What is the expected output? What do you see instead?
If I am in Cave Configuration, with monitors wrapped around (and potentially 
above / below) me, I would expect to always have a view of everything around, 
even if that is Space / Stars above or behind me, and the world as I zoom in.  
The high level / space view seems to be more HyperWall oriented than Cave 
oriented.

Conversely, If I have my monitors configured for a huge HyperWall, I would 
expect it to always stay as such, no matter how many monitors I have in front 
of me in a grid or row along the wall, instead we get a wrap-around based on 
the ViewSync/*Offset values.

What version of the product are you using? On what operating system?
Google Earth: 6.0.3.2197
Ubuntu 10.04 64-bit Desktop (Linux 2.6.32.0)

Please provide any additional information below.
I believe this is a limitation of the parameters allowed in the telemetry.  
Right now there are only Three Degrees of Freedom available:
ViewSync/pitchOffset
ViewSync/yawOffset
ViewSync/rollOffset
I believe the high up / space orientation is using these more like subtle XYZ 
Offsets, not PYR Offsets, and then the closer you get to the earth / Street 
View, it converts these to be more / completely PYR Offsets (PYR being Pitch / 
Yaw / Roll).

Having Six Degrees of Freedom (XYZ + PYR) at all times would ensure we can 
configure as versatile usage as possible.

FYI - I am responsible for a Liquid Galaxy installation at NASA - Johnson Space 
Center.  If I have missed somewhere that we can control the panel / camera 
position with better fidelity than I have so far, please let me know.  
Otherwise, my experience on other robotics + VR projects leads me to believe we 
need full XYZ + PYR offset definitions in the packet, so we can position panels 
(displays / camera origins) anywhere we want.
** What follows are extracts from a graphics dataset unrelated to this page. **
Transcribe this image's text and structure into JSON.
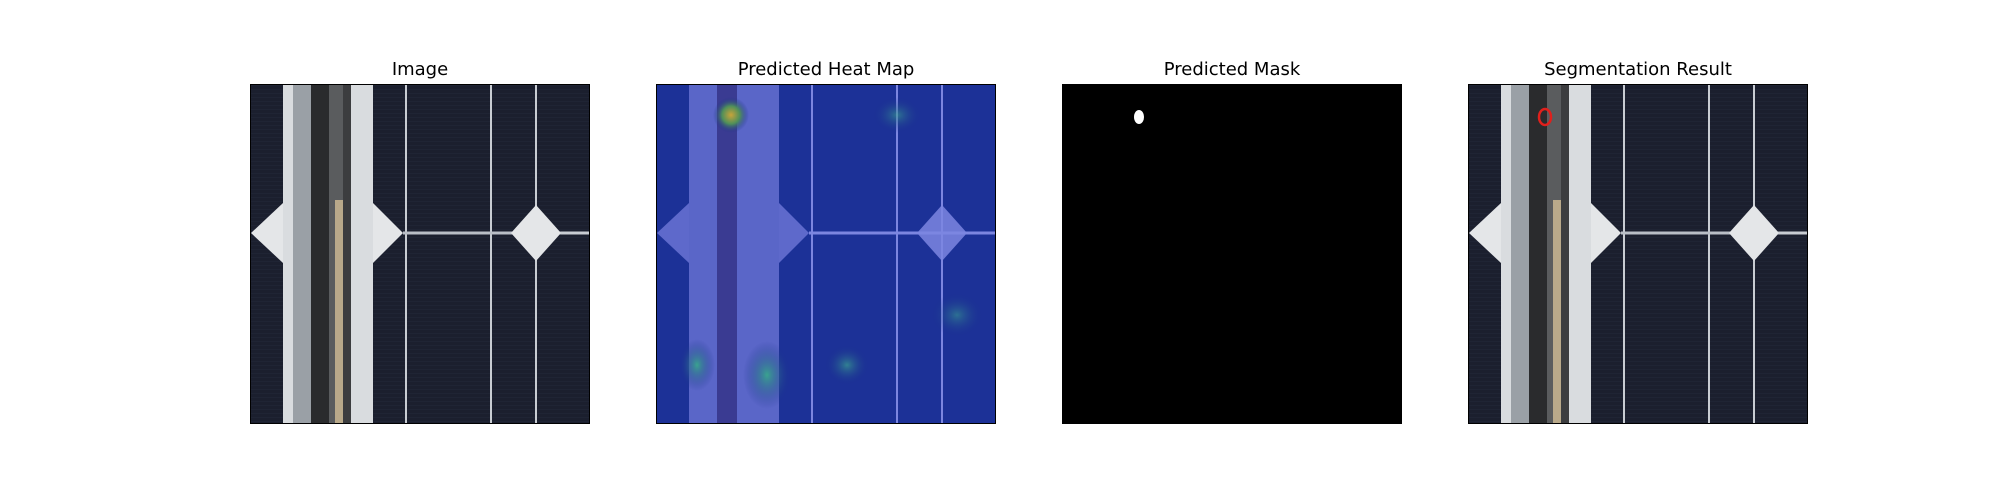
{
  "panels": [
    {
      "title": "Image",
      "kind": "photo"
    },
    {
      "title": "Predicted Heat Map",
      "kind": "heatmap"
    },
    {
      "title": "Predicted Mask",
      "kind": "mask"
    },
    {
      "title": "Segmentation Result",
      "kind": "overlay"
    }
  ],
  "colors": {
    "cell_background": "#1b1f2e",
    "heatmap_base": "#1a2a8c",
    "mask_background": "#000000",
    "mask_defect": "#ffffff",
    "overlay_outline": "#e0201c"
  }
}
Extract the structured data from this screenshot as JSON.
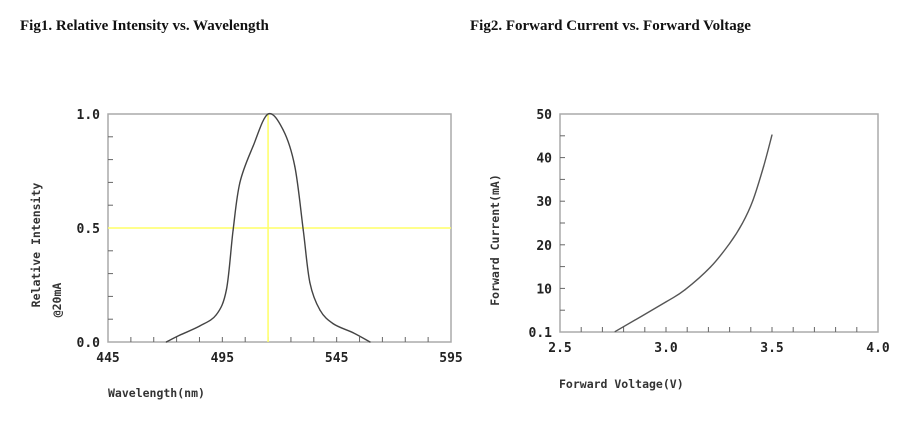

Original issue reported on code.google.com by stuarten...@gmail.com on 31 Aug 2011 at 7:53

GoogleCodeExporter commented 9 years ago
Hi Stuart, the viewsync yaw/pitch/roll/fov settings are really designed to 
allow displays to be placed anywhere on a sphere, with the master camera/viewer 
in the center. There are other ways of getting Google Earth onto that sort of 
large display. eg. Chromium, XDMX, or just a big multi-head display card!

Have you got a setup which combines both curved and flat?

Anyhow, it IS feasible to modify the master viewsync packet in flight, changing 
the XYZ (lat,long,alt) that is delivered to each slave to build an 2d array of 
synchronised viewers looking into the world from slightly different locations. 
Just a little bit of maths is needed!

Original comment by alfski on 29 Oct 2011 at 2:50

GoogleCodeExporter commented 9 years ago
We currently have our NASA Liquid Galaxy setup with eight displays on 36 degree 
angles, populating 8 sides of a decagon.  But we have ideas for other 
adaptations.

One we would like to mimic the portals on International Space Station, to 
reproduce the current view from any of its windows, to be able to "see" what 
the crew sees.  Some of these angle back towards each other, so its not just 
simple defining outward views on a sphere around the viewer, but independent 
camera angles from any offset from the master (like 30' over, 2' up, and turned 
30 degrees back towards yourself).

Another is an enhanced Liquid Galaxy "cave" but with floor and ceiling all 
providing video surfaces as well as the sides.  Also, it would be nice if we 
could "flip" the video, so we could mimic a rear-view mirror on a small monitor 
inside the cave setup showing a view from behind the "driver."